Der problembeladene US-Telekomausrüster Motorola hat im Schlussquartal 2007 einen drastischen Umsatz- und Gewinneinbruch verbucht und im Gesamtjahr rote Zahlen geschrieben. Jetzt will das Unternehmen sparen.

HB SCHAUMBURG. Wegen der schwachen Handy-Sparte stand unter dem Strich im vergangenen Jahr ein Verlust von 49 Mill. Dollar (33,6 Mio Euro). 2006 hatte Motorola noch einen Gewinn von 3,67 Mrd. Dollar erzielt.

Das Unternehmen arbeite hart an radikalen Einsparungen, kündigte der erst seit Jahresbeginn amtierende Konzernchef Greg Brown am Mittwoch in Schaumburg (Illinois) an. "Die Erholung bei Mobiltelefonen wird länger dauern als gedacht."

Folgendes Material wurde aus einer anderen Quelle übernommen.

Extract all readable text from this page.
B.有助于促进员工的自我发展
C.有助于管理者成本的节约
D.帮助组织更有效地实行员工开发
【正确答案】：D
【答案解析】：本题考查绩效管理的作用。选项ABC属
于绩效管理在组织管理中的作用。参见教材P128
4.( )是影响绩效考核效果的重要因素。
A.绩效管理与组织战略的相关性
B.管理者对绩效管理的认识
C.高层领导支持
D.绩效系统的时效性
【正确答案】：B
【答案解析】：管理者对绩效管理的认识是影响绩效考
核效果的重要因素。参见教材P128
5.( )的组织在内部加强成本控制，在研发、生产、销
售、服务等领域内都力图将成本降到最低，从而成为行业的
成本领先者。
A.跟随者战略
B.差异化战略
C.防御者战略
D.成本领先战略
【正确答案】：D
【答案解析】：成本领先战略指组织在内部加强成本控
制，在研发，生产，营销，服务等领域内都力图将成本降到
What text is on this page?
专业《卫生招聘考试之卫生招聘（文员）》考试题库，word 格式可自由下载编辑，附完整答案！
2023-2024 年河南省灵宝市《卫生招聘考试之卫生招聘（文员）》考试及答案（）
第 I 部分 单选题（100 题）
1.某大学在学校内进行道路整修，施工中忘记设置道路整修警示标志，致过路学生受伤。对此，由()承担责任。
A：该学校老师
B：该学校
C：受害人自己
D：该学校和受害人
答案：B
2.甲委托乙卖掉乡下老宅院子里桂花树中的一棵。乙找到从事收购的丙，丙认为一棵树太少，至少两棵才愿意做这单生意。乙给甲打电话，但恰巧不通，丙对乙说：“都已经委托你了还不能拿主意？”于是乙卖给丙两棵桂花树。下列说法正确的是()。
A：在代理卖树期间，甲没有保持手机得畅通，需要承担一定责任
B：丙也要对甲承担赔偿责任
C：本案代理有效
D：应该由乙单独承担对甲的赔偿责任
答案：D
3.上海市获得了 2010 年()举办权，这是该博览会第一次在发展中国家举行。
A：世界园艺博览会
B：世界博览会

Im Schlussquartal fiel der Gewinn um mehr als 80 Prozent auf 100 Mill. Dollar. Der Umsatz brach um knapp 20 Prozent auf 9,65 Mrd. Dollar ein. Marktführer Nokia will an diesem Donnerstag seine Bilanz für das Schlussquartal vorlegen.

Branchenexperten zufolge fehlt Motorola ein ausreichend breites Produktportfolio. Für sehr erfolgreiche frühere Handy-Modelle fand der Hersteller keine zugkräftigen Nachfolger.